Le ZdK a accepté de participer à l’Assemblée synodale à la condition que les évêques allemands prennent l'engagement de rendre contraignantes les résolutions synodales. Mais à quoi ces laïcs veulent-ils contraindre l’Eglise en Allemagne ? Ils ne s’en cachent pas : « l’admission des divorcés remariés civilement à la sainte communion, l’acceptation de toutes les formes de cohabitation, la bénédiction des couples de même sexe et le réexamen de l’enseignement de l’Eglise sur la contraception ». 

Rappelons que le ZdK s’est déjà illustré pour ses positions progressistes, par exemple dans son opposition à l’encyclique Humanæ vitæ du pape Paul VI qui condamne la contraception. L’autodestruction de l’Eglise en Allemagne va donc connaître un nouveau souffle. 

La jeunesse catholique d’Allemagne, d’Autriche, de Suisse et du Tyrol du Sud 

De nombreux mouvements de jeunesse de ces trois pays germaniques et de cette région d’Italie étaient réunis pour quelques jours à Innsbruck, dans le but d’analyser les résultats et les progrès réalisés depuis le Synode des jeunes tenu à Rome en octobre 2018. La déclaration finale publiée le dimanche 8 septembre demande que l’on prenne garde aux « structures injustes à l’intérieur et à l’extérieur de l’Eglise ». 
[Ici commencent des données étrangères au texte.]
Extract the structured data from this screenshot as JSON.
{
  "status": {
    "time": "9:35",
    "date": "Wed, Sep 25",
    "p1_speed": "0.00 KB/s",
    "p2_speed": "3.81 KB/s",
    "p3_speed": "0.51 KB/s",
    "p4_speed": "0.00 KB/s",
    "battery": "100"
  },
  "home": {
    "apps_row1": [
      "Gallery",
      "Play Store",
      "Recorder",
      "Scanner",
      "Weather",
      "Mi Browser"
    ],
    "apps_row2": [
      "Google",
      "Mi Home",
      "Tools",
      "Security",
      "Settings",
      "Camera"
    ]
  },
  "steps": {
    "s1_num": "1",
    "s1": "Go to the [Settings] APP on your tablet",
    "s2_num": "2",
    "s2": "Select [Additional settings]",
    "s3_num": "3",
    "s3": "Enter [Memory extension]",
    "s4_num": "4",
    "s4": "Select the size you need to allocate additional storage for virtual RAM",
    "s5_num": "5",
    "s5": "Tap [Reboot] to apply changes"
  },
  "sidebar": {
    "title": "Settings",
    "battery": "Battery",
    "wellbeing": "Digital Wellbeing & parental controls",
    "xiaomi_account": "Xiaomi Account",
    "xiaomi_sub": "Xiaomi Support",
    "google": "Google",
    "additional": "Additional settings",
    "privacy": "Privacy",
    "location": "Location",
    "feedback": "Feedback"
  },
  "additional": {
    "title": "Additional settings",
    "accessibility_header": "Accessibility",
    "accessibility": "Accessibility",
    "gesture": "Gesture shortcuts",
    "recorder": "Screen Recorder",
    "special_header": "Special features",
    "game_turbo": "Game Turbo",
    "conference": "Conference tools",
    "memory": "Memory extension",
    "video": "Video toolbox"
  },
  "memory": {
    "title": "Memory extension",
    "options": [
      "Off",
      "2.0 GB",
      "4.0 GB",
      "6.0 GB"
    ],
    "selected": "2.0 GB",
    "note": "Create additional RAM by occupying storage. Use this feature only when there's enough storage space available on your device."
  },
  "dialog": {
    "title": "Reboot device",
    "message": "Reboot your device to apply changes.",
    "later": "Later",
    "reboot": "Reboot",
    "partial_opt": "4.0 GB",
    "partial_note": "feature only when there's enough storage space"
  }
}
Selon cette déclaration, la discrimination envers les femmes est toujours d’actualité. C’est pourquoi « l’Eglise ne doit pas s’opposer à la vocation des femmes au sacerdoce en leur refusant le sacrement de l’Ordre ». Les “jeunes” critiquent l’inégalité entre les sexes pratiquée par l’Eglise, et estiment qu’un grand pas en avant est nécessaire. 

Ce document consternant n’est rien d’autre que l’aboutissement logique du Synode sur les jeunes, où les organisateurs n’ont cessé de marteler que ces derniers devaient enseigner l’Eglise, laquelle se mettait à leur écoute. Ces malheureux ignorants sont moins coupables que ceux qui ont suscité cette inversion profonde de la structure hiérarchique de l’Eglise. Lorsque les pasteurs n'enseignent plus, le troupeau part dans toutes les directions.
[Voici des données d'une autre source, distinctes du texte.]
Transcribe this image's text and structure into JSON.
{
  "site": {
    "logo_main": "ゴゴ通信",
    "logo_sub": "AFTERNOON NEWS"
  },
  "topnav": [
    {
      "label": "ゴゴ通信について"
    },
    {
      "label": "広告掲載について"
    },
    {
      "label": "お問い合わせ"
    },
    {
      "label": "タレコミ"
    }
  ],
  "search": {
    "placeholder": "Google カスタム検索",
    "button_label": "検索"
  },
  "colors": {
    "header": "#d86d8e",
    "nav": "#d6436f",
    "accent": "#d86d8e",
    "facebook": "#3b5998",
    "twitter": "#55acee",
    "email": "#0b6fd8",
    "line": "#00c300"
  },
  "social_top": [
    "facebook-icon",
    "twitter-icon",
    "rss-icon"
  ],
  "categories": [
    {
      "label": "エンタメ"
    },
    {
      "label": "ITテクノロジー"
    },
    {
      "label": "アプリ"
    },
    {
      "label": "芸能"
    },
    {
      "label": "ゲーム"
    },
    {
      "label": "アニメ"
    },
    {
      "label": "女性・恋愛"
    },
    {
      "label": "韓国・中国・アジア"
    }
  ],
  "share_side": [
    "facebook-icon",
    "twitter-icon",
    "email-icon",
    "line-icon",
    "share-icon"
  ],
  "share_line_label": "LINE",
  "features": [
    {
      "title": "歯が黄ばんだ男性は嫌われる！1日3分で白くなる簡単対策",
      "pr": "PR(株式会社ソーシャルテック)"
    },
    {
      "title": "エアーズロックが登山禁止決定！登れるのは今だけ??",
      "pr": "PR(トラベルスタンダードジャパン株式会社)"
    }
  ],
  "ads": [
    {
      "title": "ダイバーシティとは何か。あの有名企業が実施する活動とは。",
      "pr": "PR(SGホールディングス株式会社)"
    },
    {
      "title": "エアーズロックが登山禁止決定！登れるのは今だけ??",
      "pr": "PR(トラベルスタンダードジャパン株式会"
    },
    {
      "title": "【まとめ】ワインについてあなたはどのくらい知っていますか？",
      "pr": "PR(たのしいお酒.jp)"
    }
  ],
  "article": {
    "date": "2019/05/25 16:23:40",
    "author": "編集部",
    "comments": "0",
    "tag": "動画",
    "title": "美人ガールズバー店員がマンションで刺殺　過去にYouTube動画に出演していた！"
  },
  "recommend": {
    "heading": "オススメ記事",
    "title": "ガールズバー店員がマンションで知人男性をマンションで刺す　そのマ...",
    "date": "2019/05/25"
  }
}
D’une révolution l’autre... 

Un parallèle entre l’évolution de la révolution française et la révolution conciliaire s’impose, pour montrer comment les faits s’enchaînent. Louis XVI a convoqué les Etats généraux qui ont ouvert la boîte de Pandore. Est venue la révolution avec ses excès sanglants et la destruction délibérée de l’ordre ancien. Bonaparte a rétabli l’ordre, mais c’était l’ordre révolutionnaire qu’il a systématiquement organisé. Après sa chute, la Restauration a donné l’illusion d’un retour à l’ordre ancien. Mais elle s’acheva par la révolution des Trois Glorieuses. 

Après que Jean XXIII eût convoqué le concile Vatican II, Paul VI a mené la révolution en lançant les réformes au cours d’une période aux soubresauts formidables. Jean-Paul II a été le Napoléon du Concile en l’organisant dans les textes législatifs et dans une praxis œcuménique. Benoît XVI a fait croire à une restauration, qui ne faisait que continuer le Concile autrement. Et nous sommes maintenant revenus à des soubresauts révolutionnaires, d’un Concile impatient de montrer tous ses fruits empoisonnés.